Figure 12. Overall comparison of experimental water superficial velocities with model predictions.

According to the results of the comparison, it can be seen that the apparent velocity of the water phase predicted by the theoretical model (Equation (13)) of the gas-water two-phase model based on the slug flow pattern structure is close to the experimental value. The average absolute error is 0.01217 m/s, and the average relative error is 13.8551%. The theoretical and experimental results are in good agreement.

6. Conclusions

Through the production logging interpretation theoretical model based on slug flow structure, the following conclusions were obtained by comparing the predicted results of water holding capacity and water surface velocity with the experimental values in the inclined well.

1) In this paper, the theoretical distribution models for production logging interpretation of slug flow were substituted into the theoretical values of experimental gas, the water apparent velocity and the water holdup as known values for positive and negative inversion calculations. The calculated results are in good agreement with the experimental results, demonstrating that the model is stable.

2) For the gas-water two-phase flow, the theoretical model for production log interpretation based on the flow pattern structure can better reflect the flow characteristics of the gas-water two-phase flow in oil wells, and theoretically predict the water holding capacity and water phase. The apparent velocity is close to the experimental result, and the error value is within the allowable range of the production log interpretation output industry. The theoretical model can be used to explain the production gas and water two-phase output profile.

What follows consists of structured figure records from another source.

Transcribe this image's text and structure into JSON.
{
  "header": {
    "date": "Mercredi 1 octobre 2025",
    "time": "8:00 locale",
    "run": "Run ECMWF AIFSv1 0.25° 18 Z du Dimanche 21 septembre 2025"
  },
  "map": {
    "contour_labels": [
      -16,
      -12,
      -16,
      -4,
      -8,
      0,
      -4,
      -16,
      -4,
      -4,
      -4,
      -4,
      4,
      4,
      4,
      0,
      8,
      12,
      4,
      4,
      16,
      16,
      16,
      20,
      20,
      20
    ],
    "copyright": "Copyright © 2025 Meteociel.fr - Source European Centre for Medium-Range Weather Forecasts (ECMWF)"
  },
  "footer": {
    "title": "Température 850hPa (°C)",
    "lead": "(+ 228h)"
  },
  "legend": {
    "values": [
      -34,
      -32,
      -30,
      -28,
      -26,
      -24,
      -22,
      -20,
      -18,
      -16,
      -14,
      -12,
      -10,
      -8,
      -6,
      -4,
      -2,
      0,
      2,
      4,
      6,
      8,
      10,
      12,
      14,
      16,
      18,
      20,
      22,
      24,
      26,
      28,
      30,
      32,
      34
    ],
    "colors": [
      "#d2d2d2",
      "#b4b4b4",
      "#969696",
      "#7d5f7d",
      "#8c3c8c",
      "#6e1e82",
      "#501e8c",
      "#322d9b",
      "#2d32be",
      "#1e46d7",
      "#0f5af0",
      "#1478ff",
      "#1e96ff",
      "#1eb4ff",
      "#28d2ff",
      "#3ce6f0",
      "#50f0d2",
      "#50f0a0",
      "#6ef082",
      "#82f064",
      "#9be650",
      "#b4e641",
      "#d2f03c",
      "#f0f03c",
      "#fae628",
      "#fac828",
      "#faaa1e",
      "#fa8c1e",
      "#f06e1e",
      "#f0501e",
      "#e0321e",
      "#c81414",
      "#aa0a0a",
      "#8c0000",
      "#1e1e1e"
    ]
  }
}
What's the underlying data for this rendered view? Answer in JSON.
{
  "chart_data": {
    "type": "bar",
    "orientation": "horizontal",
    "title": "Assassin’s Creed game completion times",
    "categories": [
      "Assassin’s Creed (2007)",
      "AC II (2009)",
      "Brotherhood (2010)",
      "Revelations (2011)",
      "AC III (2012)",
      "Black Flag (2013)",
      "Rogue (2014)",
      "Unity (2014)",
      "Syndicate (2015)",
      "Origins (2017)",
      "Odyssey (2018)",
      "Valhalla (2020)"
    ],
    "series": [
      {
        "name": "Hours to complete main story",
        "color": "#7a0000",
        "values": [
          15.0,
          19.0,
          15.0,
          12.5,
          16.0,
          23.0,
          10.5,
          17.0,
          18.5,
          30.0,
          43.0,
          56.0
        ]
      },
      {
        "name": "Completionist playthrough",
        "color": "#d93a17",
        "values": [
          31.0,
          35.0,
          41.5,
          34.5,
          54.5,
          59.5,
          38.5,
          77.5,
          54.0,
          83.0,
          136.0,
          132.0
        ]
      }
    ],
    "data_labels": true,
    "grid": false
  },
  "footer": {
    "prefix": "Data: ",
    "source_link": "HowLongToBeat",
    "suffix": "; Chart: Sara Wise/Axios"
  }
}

3) The total flow rate and the phase flow rate calculated by participating in the theoretical model are experimental rations, and the water holdup is the instantaneous water retention rate measured by the shut-in well. There is a certain error between the experimental ration value and the well logging instrument response value. When it is applied to multiphase flow interpretation of horizontal wells and inclined well production logging, it is also necessary to make certain corrections to the logging instrument response values, and the calculation accuracy needs to be further verified.

Acknowledgements

The research is supported by Educational Commission of Hubei Province of China (D20141302), Open Fund of Key Laboratory of Exploration Technologies for Oil and Gas Resources (Yangtze University), Ministry of Education (No. K2018-02) and National Natural Science Foundation of China (41474115).

Conflicts of Interest

The authors declare no conflicts of interest regarding the publication of this paper.